Reputation: 1345
I have the following input array
val bins = (("bin1",1.0,2.0),("bin2",3.0,4.0),("bin3",5.0,6.0))
Basically the strings "bin1" refer to values in a reference column on which dataframe is filtered - a new column is created from another column based on boundry conditions in remaining two doubles in the array
var number_of_dataframes = bins.length
var ctempdf = spark.createDataFrame(sc.emptyRDD[Row],train_data.schema)
ctempdf = ctempdf.withColumn(colName,col(colName))
val t1 = System.nanoTime
for ( x<- 0 to binputs.length-1)
{
var tempdf = train_data.filter(col(refCol) === bins(x)._1)
//println(binputs(x)._1)
tempdf = tempdf.withColumn(colName,
when(col(colName) < bins(x)._2, bins(x)._2)
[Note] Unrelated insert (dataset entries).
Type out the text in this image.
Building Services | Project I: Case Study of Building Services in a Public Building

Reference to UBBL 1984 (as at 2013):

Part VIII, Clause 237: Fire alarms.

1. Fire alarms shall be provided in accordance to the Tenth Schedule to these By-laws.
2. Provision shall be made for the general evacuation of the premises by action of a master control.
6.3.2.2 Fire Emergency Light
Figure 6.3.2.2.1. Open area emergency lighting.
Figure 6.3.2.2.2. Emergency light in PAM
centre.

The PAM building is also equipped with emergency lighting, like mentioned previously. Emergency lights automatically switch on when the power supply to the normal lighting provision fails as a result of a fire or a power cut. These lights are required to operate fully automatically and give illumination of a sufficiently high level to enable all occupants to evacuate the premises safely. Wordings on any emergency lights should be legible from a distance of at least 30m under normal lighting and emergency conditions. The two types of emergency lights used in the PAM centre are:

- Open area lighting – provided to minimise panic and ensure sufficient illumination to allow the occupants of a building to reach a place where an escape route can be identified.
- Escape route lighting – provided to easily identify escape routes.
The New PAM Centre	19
when(col(colName) > bins(x)._3, bins(x)._3)
otherwise(col(colName)))
ctempdf = ctempdf.union(tempdf)
val duration = (System.nanoTime - t1) / 1e9d
println(duration)
}
The code above works incrementally slowly for every increasing value of bins - Is there a way I can speed this up drastically - because this code is again nested in another loop.
I have used checkpoint / persist / cache and these are not helping
Upvotes: 0
Views: 562
Reputation: 4631
There is no need for iterative union here. Create a literal map<string, struct<double, double>>
using o.a.s.sql.functions.map
(in functional terms it behaves like delayed string => struct<lower: dobule, upper: double>
)
import org.apache.spark.sql.functions._
val bins: Seq[(String, Double Double)] = Seq(
("bin1",1.0,2.0),("bin2",3.0,4.0),("bin3",5.0,6.0))
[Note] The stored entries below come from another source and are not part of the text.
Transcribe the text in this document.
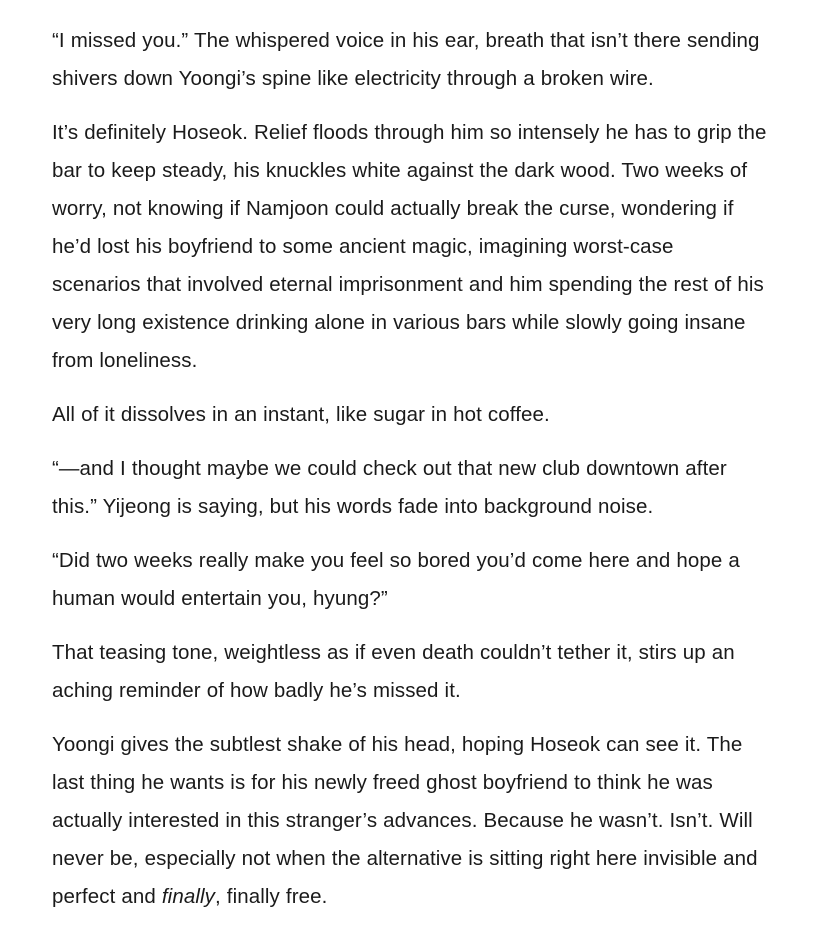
“I missed you.” The whispered voice in his ear, breath that isn’t there sending shivers down Yoongi’s spine like electricity through a broken wire.

It’s definitely Hoseok. Relief floods through him so intensely he has to grip the bar to keep steady, his knuckles white against the dark wood. Two weeks of worry, not knowing if Namjoon could actually break the curse, wondering if he’d lost his boyfriend to some ancient magic, imagining worst-case scenarios that involved eternal imprisonment and him spending the rest of his very long existence drinking alone in various bars while slowly going insane from loneliness.

All of it dissolves in an instant, like sugar in hot coffee.

“—and I thought maybe we could check out that new club downtown after this.” Yijeong is saying, but his words fade into background noise.

“Did two weeks really make you feel so bored you’d come here and hope a human would entertain you, hyung?”

That teasing tone, weightless as if even death couldn’t tether it, stirs up an aching reminder of how badly he’s missed it.

Yoongi gives the subtlest shake of his head, hoping Hoseok can see it. The last thing he wants is for his newly freed ghost boyfriend to think he was actually interested in this stranger’s advances. Because he wasn’t. Isn’t. Will never be, especially not when the alternative is sitting right here invisible and perfect and finally, finally free.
val binCol = map(bins.map {
case (key, lower, upper) => Seq(
lit(key),
struct(lit(lower) as "lower", lit(upper) as "upper"))
}.flatten: _*)
define expressions like these (these are simple lookups in predefined mapping, so binCol(col(refCol))
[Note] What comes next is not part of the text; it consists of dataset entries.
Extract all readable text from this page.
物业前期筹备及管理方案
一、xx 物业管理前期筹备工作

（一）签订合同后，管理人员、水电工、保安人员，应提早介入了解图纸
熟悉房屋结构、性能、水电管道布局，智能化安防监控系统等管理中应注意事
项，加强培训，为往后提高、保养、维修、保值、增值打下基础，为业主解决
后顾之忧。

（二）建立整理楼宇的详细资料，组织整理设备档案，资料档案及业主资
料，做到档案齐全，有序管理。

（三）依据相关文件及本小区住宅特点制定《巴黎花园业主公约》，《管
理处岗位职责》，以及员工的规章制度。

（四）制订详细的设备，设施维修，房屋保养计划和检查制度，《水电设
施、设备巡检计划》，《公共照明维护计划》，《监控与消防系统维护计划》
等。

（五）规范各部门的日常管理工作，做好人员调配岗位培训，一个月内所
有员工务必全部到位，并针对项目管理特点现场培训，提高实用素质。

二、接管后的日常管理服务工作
is delayed struct<lower: dobule, upper: double>
and the remaining apply
takes the lower
or upper
field):
val lower = binCol(col(refCol))("lower")
val upper = binCol(col(refCol))("upper")
val c = col(colName)
and use CASE ... WHEN ...
(Spark Equivalent of IF Then ELSE)
val result = when(c.between(lower, upper), c)
.when(c < lower, lower)
.when(c > upper, upper)
select and drop NULL
s:
df
.withColumn(colName, result)
// If value is still NULL it means we didn't find refCol key in binCol keys.
// To mimic .filter(col(refCol) === ...) we drop the rows
.na.drop(Seq(colName))
This solution assumes that there are no NULL
values in the colName
at the beginning, but can be easily adjusted to handle cases where this assumption is not satisfied.
If the process is still unclear I'd recommend tracing it step-by-step with literals:
spark.range(1).select(binCol as "map").show(false)
+------------------------------------------------------------+
|map |
+------------------------------------------------------------+
|[bin1 -> [1.0, 2.0], bin2 -> [3.0, 4.0], bin3 -> [5.0, 6.0]]|
+------------------------------------------------------------+
spark.range(1).select(binCol(lit("bin1")) as "value").show(false)
+----------+
|value |
+----------+
|[1.0, 2.0]|
+----------+
spark.range(1).select(binCol(lit("bin1"))("lower") as "value").show
+-----+
|value|
+-----+
| 1.0|
+-----+
and further referring to Querying Spark SQL DataFrame with complex types.
Upvotes: 2